"What is wrong in the head of family asking for information in a family run company?", CJI asked. Sundaram submitted that Tata Sons is a company with thousands of shareholders. If the company was meant to be family run, it should have remained that way and should not have gone public, he added. The company cannot function in this fashion.
The problem is when they claim that they have absolute right to run the company under the Articles. "You cannot use the Articles in a manner where you say that you have an absolute right over the affairs", Sundaram continued. He argued that the the NCLAT can invoke powers under Sections 241 and 242 of the Companies Act 2013 only if it finds that there are just and equitable reasons to wind up the company. Mere differences of opinions between the minority and majority shareholders regarding various company decisions cannot be regarded as 'opperssion' or 'mismanagement'.

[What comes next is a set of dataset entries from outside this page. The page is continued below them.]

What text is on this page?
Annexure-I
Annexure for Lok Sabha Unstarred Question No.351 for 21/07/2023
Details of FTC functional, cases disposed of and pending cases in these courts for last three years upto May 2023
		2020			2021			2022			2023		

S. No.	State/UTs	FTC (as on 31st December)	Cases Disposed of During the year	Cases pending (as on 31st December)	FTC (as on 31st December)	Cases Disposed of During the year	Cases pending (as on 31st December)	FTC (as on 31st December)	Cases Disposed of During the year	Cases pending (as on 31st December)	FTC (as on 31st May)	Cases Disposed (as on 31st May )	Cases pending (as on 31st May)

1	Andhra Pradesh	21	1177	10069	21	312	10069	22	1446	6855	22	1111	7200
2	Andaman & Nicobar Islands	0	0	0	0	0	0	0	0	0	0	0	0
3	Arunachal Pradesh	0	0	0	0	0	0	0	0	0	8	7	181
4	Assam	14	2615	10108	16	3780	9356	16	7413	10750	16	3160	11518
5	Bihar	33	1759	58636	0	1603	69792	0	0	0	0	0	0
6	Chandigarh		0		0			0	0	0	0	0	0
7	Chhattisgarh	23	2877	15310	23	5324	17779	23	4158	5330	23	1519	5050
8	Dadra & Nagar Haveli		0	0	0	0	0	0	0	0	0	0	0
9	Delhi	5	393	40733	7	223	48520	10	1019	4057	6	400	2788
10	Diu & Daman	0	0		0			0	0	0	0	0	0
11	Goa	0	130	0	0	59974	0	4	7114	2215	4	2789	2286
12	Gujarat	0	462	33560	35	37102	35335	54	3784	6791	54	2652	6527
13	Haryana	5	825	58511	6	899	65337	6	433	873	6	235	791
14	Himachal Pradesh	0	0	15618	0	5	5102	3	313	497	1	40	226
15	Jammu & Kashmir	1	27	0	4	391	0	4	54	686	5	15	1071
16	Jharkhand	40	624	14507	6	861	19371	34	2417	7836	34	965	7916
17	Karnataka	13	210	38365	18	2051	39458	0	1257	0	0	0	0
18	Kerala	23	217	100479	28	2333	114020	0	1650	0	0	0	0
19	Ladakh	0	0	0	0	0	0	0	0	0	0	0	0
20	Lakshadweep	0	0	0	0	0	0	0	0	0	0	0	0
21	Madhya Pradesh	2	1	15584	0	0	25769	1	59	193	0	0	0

That amounts to taking away the rights of the shareholders. Also, Mistry's term under the contract had expired in 2017 itself and therefore the reinstatement order was wholly untenable, he continued.
Tata had given assurance in court that they do not propose to take any steps invoking powers under Article 75 of the Articles of Association against the minority shareholders of Shapoorji Pallonji group. In the appeal, Tata Sons says that the NCLAT judgment sets a 'dangerous legal precedent' and is a 'blow to corporate democracy'.